# Dehumidifer recalls - fire hazard



## JCantin (Jan 21, 2009)

I know many Jocks run dehumidifiers in their shops.

This recall covers many dehumidifiers sold between 2003 and 2013 at Lowes, Menards, etc. There have been 38 reports of smoke and fire and over $4.8 million in property damage.

Simple thing to do is go here where you can enter the make, model and serial number of your dehumidifier to see if it is affected by the recall:

https://www.recallrtr.com/dehumidifier

=====================================
Full Recall Notice Notice

Dehumidifiers Recalled Due to Possible Smoke / Fire Hazard
Important Safety Notice About Select Dehumidifiers
Please Read Below. Then check to see if your unit is affected utilizing the tool at the bottom of this page. If you do not see the brand or model of your unit listed, then your unit is not affected.
U.S. CPSC U.S. Consumer Product Safety Commission
Recall Summary
Name of Product: Dehumidifiers. See Description below.
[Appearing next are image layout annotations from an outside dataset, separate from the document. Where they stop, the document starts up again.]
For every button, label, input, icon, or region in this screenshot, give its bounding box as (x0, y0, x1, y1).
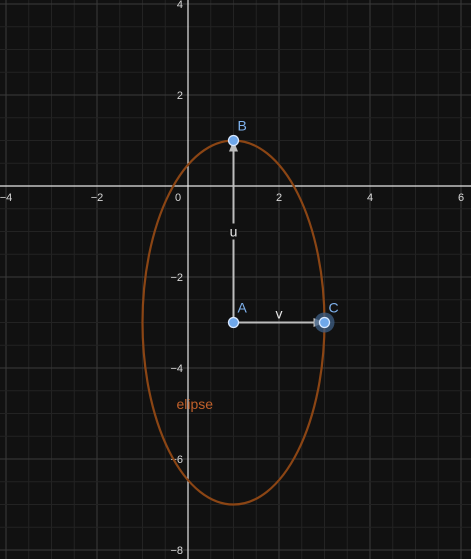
ellipse-label: elipse (177, 396, 214, 412)
point-marker[interactable] (318, 316, 331, 329)
point-C[interactable] (314, 312, 335, 333)
x-tick-label: 2 (276, 192, 282, 204)
x-tick-label: −4 (0, 192, 12, 204)
y-tick-label: −2 (170, 272, 183, 284)
vector-label-u: u (230, 224, 238, 240)
point-A[interactable] (227, 316, 240, 329)
origin-label: 0 (175, 192, 181, 204)
point-label-C: C (329, 300, 339, 316)
point-label-B: B (238, 118, 247, 134)
point-B[interactable] (227, 134, 240, 147)
y-tick-label: −8 (170, 545, 183, 557)
y-tick-label: 2 (177, 90, 183, 102)
canvas-background (0, 0, 471, 559)
vector-label-v: v (276, 306, 283, 322)
point-label-A: A (238, 300, 248, 316)
point-marker[interactable] (227, 316, 240, 329)
point-marker[interactable] (227, 134, 240, 147)
y-tick-label: 4 (177, 0, 183, 11)
geometry-canvas[interactable]: −4 −2 2 4 642−2−4−6−80 elipseuvABC (0, 0, 471, 559)
x-tick-label: 6 (458, 192, 464, 204)
x-tick-label: −2 (91, 192, 104, 204)
y-tick-label: −4 (170, 363, 183, 375)
x-tick-label: 4 (367, 192, 373, 204)
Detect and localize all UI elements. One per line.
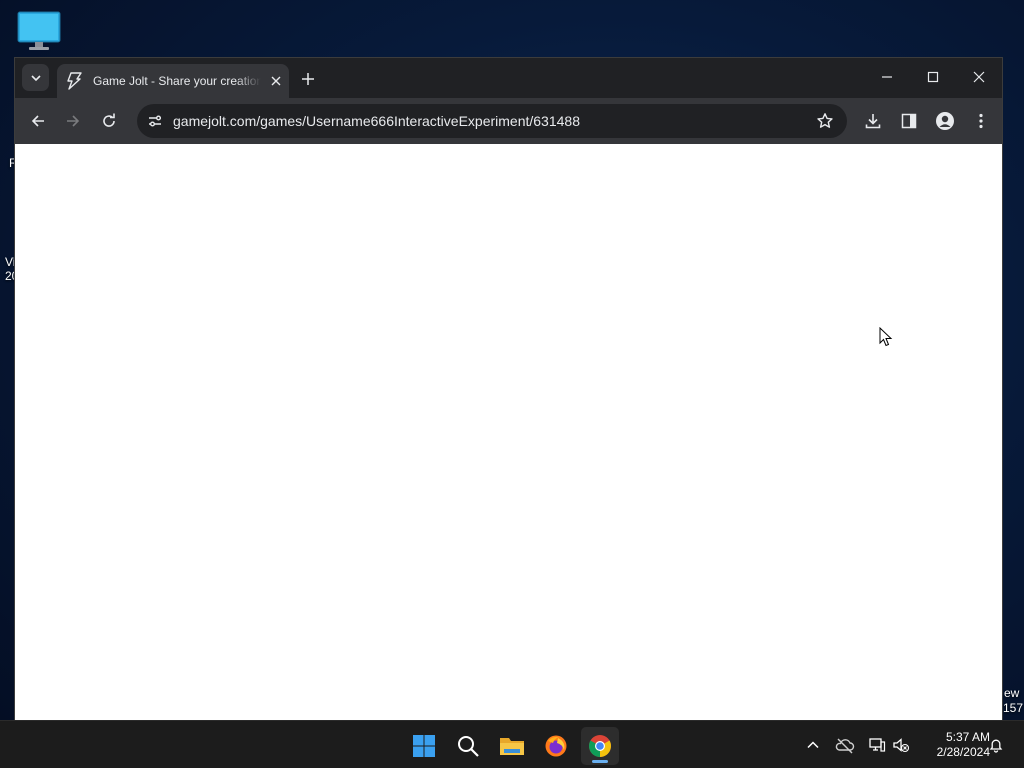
tab-close-button[interactable] xyxy=(267,72,285,90)
start-button[interactable] xyxy=(405,727,443,765)
network-tray-button[interactable] xyxy=(867,735,887,755)
minimize-icon xyxy=(882,76,892,78)
star-icon xyxy=(817,113,833,128)
gamejolt-favicon-icon xyxy=(65,72,83,90)
avatar-icon xyxy=(936,112,954,130)
back-button[interactable] xyxy=(26,109,50,133)
onedrive-tray-button[interactable] xyxy=(835,735,855,755)
arrow-left-icon xyxy=(31,115,44,127)
tab-title: Game Jolt - Share your creations xyxy=(93,74,261,88)
site-info-button[interactable] xyxy=(143,109,167,133)
search-icon xyxy=(458,736,479,757)
desktop-icon-label-fragment: ew xyxy=(1004,686,1020,700)
chrome-icon xyxy=(589,735,611,757)
browser-window: Game Jolt - Share your creations gamejol… xyxy=(14,57,1003,720)
reload-icon xyxy=(103,113,115,127)
more-vert-icon xyxy=(979,113,983,129)
plus-icon xyxy=(302,73,314,85)
show-hidden-icons-button[interactable] xyxy=(803,735,823,755)
network-icon xyxy=(869,738,886,752)
menu-button[interactable] xyxy=(969,109,993,133)
taskbar-clock[interactable]: 5:37 AM 2/28/2024 xyxy=(918,730,990,760)
maximize-button[interactable] xyxy=(910,58,956,96)
bell-icon xyxy=(989,739,1003,753)
mouse-cursor-icon xyxy=(879,327,893,347)
taskbar-search-button[interactable] xyxy=(449,727,487,765)
close-icon xyxy=(271,76,281,86)
clock-time: 5:37 AM xyxy=(945,730,990,744)
new-tab-button[interactable] xyxy=(297,68,319,90)
bookmark-button[interactable] xyxy=(813,109,837,133)
tab-gamejolt[interactable]: Game Jolt - Share your creations xyxy=(57,64,289,98)
folder-icon xyxy=(500,738,524,755)
downloads-button[interactable] xyxy=(861,109,885,133)
window-controls xyxy=(864,58,1002,96)
desktop-monitor-icon[interactable] xyxy=(16,10,62,52)
taskbar-file-explorer[interactable] xyxy=(493,727,531,765)
tune-icon xyxy=(149,115,161,127)
minimize-button[interactable] xyxy=(864,58,910,96)
cloud-offline-icon xyxy=(835,738,855,754)
close-icon xyxy=(973,71,985,83)
volume-muted-icon xyxy=(893,738,910,753)
chevron-up-icon xyxy=(807,741,819,749)
clock-date: 2/28/2024 xyxy=(936,745,990,759)
profile-button[interactable] xyxy=(933,109,957,133)
browser-toolbar: gamejolt.com/games/Username666Interactiv… xyxy=(15,98,1002,144)
windows-logo-icon xyxy=(413,735,435,757)
volume-tray-button[interactable] xyxy=(891,735,911,755)
tab-search-button[interactable] xyxy=(22,64,49,91)
address-bar[interactable]: gamejolt.com/games/Username666Interactiv… xyxy=(137,104,847,138)
taskbar-firefox[interactable] xyxy=(537,727,575,765)
desktop-icon-label-fragment: 157 xyxy=(1003,701,1024,715)
forward-button[interactable] xyxy=(61,109,85,133)
chrome-active-indicator xyxy=(592,760,608,763)
url-text[interactable]: gamejolt.com/games/Username666Interactiv… xyxy=(173,113,580,129)
firefox-icon xyxy=(545,735,567,757)
reload-button[interactable] xyxy=(97,109,121,133)
taskbar: 5:37 AM 2/28/2024 xyxy=(0,720,1024,768)
page-viewport[interactable] xyxy=(15,144,1002,720)
download-icon xyxy=(865,114,881,129)
side-panel-icon xyxy=(901,113,917,129)
arrow-right-icon xyxy=(67,115,80,127)
notifications-button[interactable] xyxy=(986,735,1006,755)
chevron-down-icon xyxy=(30,74,41,81)
close-window-button[interactable] xyxy=(956,58,1002,96)
tab-strip: Game Jolt - Share your creations xyxy=(15,58,1002,98)
side-panel-button[interactable] xyxy=(897,109,921,133)
maximize-icon xyxy=(927,71,939,83)
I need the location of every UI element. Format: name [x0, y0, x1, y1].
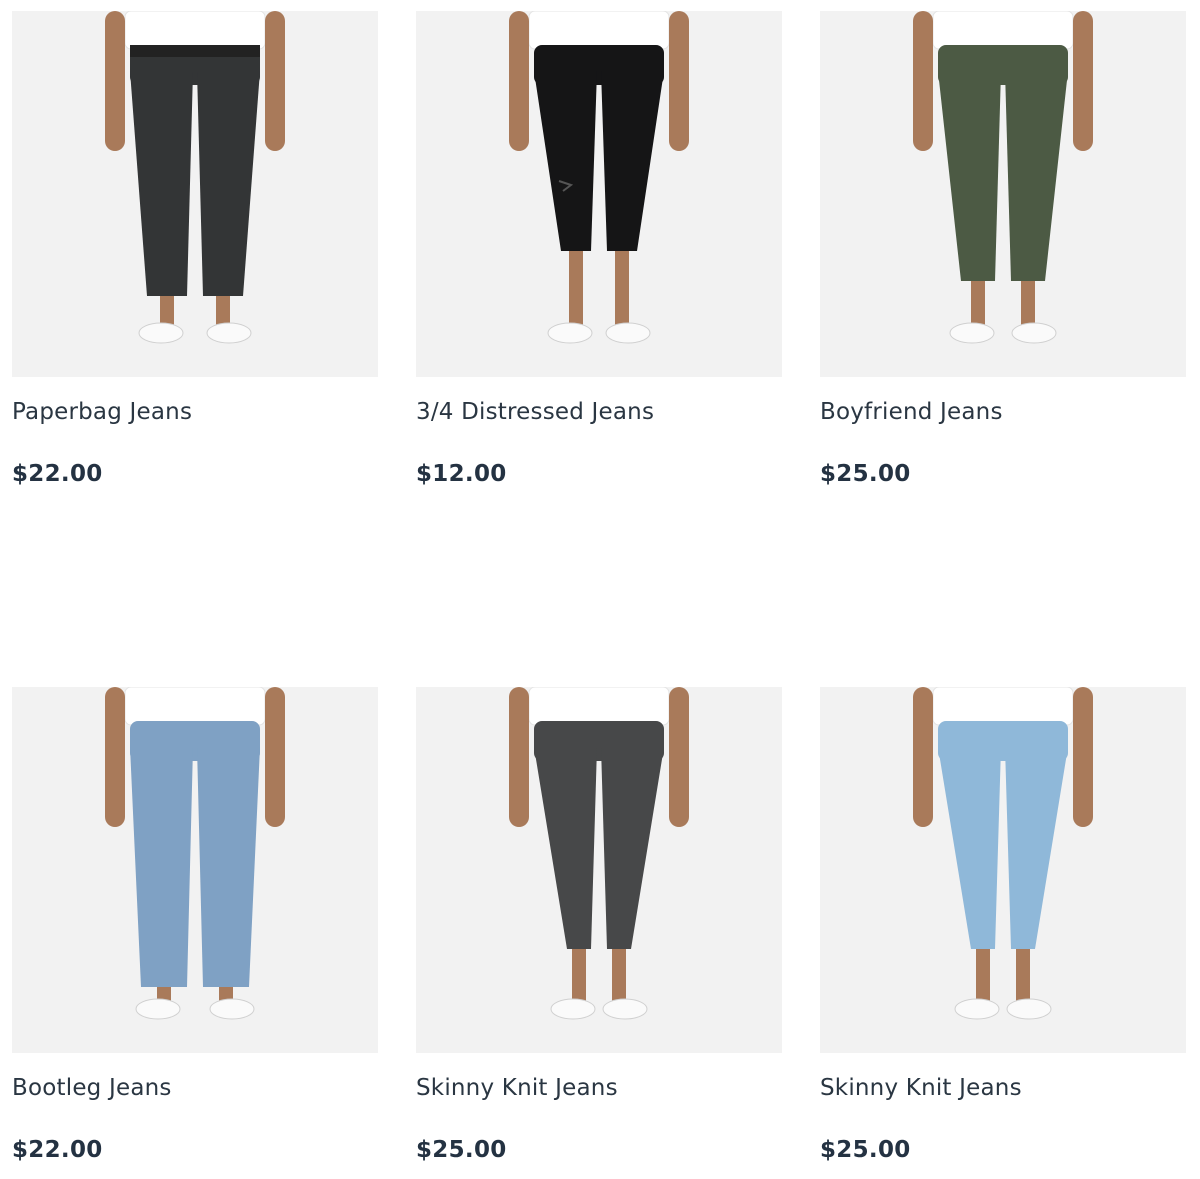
- product-name[interactable]: Skinny Knit Jeans: [820, 1075, 1022, 1101]
- product-photo-jeans: [509, 11, 689, 344]
- shirt: [124, 11, 266, 50]
- product-photo-jeans: [105, 687, 285, 1020]
- arm-right: [669, 11, 689, 151]
- product-name[interactable]: 3/4 Distressed Jeans: [416, 399, 654, 425]
- jeans-leg-right: [197, 747, 260, 987]
- product-name[interactable]: Paperbag Jeans: [12, 399, 192, 425]
- jeans-leg-right: [1005, 71, 1068, 281]
- shirt: [124, 687, 266, 726]
- sneaker-right: [602, 998, 648, 1020]
- jeans-leg-left: [130, 747, 193, 987]
- shirt: [528, 11, 670, 50]
- product-photo-jeans: [913, 687, 1093, 1020]
- sneaker-left: [949, 322, 995, 344]
- jeans-leg-left: [938, 71, 1001, 281]
- ankle-left: [976, 949, 990, 1005]
- product-price: $12.00: [416, 461, 507, 487]
- product-image[interactable]: [416, 11, 782, 377]
- product-card[interactable]: Boyfriend Jeans $25.00: [820, 11, 1186, 487]
- product-price: $22.00: [12, 1137, 103, 1163]
- product-name[interactable]: Bootleg Jeans: [12, 1075, 172, 1101]
- product-name[interactable]: Boyfriend Jeans: [820, 399, 1003, 425]
- product-price: $25.00: [820, 461, 911, 487]
- sneaker-right: [1011, 322, 1057, 344]
- arm-right: [265, 687, 285, 827]
- jeans-leg-left: [130, 71, 193, 296]
- jeans-leg-right: [601, 71, 664, 251]
- arm-right: [669, 687, 689, 827]
- product-image[interactable]: [820, 11, 1186, 377]
- ankle-right: [615, 251, 629, 329]
- ankle-right: [1016, 949, 1030, 1005]
- ankle-left: [971, 281, 985, 329]
- sneaker-left: [138, 322, 184, 344]
- sneaker-left: [954, 998, 1000, 1020]
- product-card[interactable]: 3/4 Distressed Jeans $12.00: [416, 11, 782, 487]
- arm-left: [105, 11, 125, 151]
- arm-left: [509, 687, 529, 827]
- sneaker-right: [206, 322, 252, 344]
- product-price: $22.00: [12, 461, 103, 487]
- product-card[interactable]: Paperbag Jeans $22.00: [12, 11, 378, 487]
- arm-right: [265, 11, 285, 151]
- ankle-right: [612, 949, 626, 1005]
- product-card[interactable]: Skinny Knit Jeans $25.00: [820, 687, 1186, 1163]
- shirt: [932, 687, 1074, 726]
- product-card[interactable]: Bootleg Jeans $22.00: [12, 687, 378, 1163]
- product-card[interactable]: Skinny Knit Jeans $25.00: [416, 687, 782, 1163]
- product-photo-jeans: [105, 11, 285, 344]
- product-image[interactable]: [12, 687, 378, 1053]
- ankle-left: [572, 949, 586, 1005]
- arm-left: [913, 11, 933, 151]
- ankle-right: [1021, 281, 1035, 329]
- sneaker-right: [1006, 998, 1052, 1020]
- sneaker-left: [547, 322, 593, 344]
- shirt: [932, 11, 1074, 50]
- jeans-leg-left: [938, 747, 1001, 949]
- ankle-left: [569, 251, 583, 329]
- jeans-leg-right: [197, 71, 260, 296]
- product-image[interactable]: [820, 687, 1186, 1053]
- product-price: $25.00: [416, 1137, 507, 1163]
- jeans-leg-right: [1005, 747, 1068, 949]
- product-photo-jeans: [913, 11, 1093, 344]
- arm-left: [105, 687, 125, 827]
- shirt: [528, 687, 670, 726]
- sneaker-right: [605, 322, 651, 344]
- jeans-leg-left: [534, 747, 597, 949]
- product-image[interactable]: [416, 687, 782, 1053]
- product-photo-jeans: [509, 687, 689, 1020]
- sneaker-left: [135, 998, 181, 1020]
- arm-left: [913, 687, 933, 827]
- jeans-leg-left: [534, 71, 597, 251]
- jeans-leg-right: [601, 747, 664, 949]
- product-image[interactable]: [12, 11, 378, 377]
- product-name[interactable]: Skinny Knit Jeans: [416, 1075, 618, 1101]
- sneaker-left: [550, 998, 596, 1020]
- arm-right: [1073, 687, 1093, 827]
- arm-right: [1073, 11, 1093, 151]
- paperbag-waistband: [130, 45, 260, 57]
- sneaker-right: [209, 998, 255, 1020]
- product-price: $25.00: [820, 1137, 911, 1163]
- arm-left: [509, 11, 529, 151]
Hazard: The dehumidifiers can overheat, smoke and catch fire, posing serious fire and burn hazards.

Remedy: Replace/Refund.

Consumers should immediately turn off and unplug the dehumidifiers and contact GD Midea for either a replacement unit or a partial refund. Consumers whose dehumidifiers were manufactured before October 1, 2008 will receive a partial refund, not a replacement. The manufacturing dates can be found on back of units.

Consumer Contact: To register and determine if you are eligible for this program, enter your unit's brand, model, and serial number into the tool at the bottom of this page. If your unit is one of the recalled units you will then be able to verify that you are human by checking the box in the Captcha tool then clicking the Register Now button.

Recall Details
Units: About 3.4 million (in addition 850,000 were sold in Canada)

Description: This recall involves 25, 30, 40, 50, 60, 65, 70, and 75-pint dehumidifiers with the following brand names: Airworks, Alen, Arctic King, Arcticaire, Beaumark, Comfort Star, ComfortAire, Continental Electric, Coolworks, Crosley, Daewoo, Danby, Danby Designer, Dayton, Degree, Diplomat, Edgestar, Excell, Fellini, Forest Air, Frigidaire, GE, Grunaire, Hanover, Homestyles, Honeywell, Hyundai, Ideal Air, Kenmore, Keystone, Kul, Midea, Nantucket, Ocean Breeze, Pelonis, Perfect Aire, Perfect Home, Polar Wind, Premiere, Professional Series, Royal Sovereign, Simplicity, SPT, Sunbeam, Sylvania, TGM, Touch Point, Trutemp, Uberhaus, Westpointe, Winix, and Winixl.

Incidents/Injuries: Midea has received 38 reports of smoke and fire. About $4.8 million property damage has been reported. No injuries have been reported.

Sold at: Lowes, Menards, PC Richard and other stores nationwide from January 2003 through December 2013 for between $100 and $300.

Manufactured in: GD Midea Air Conditioning Equipment Ltd., of China


----------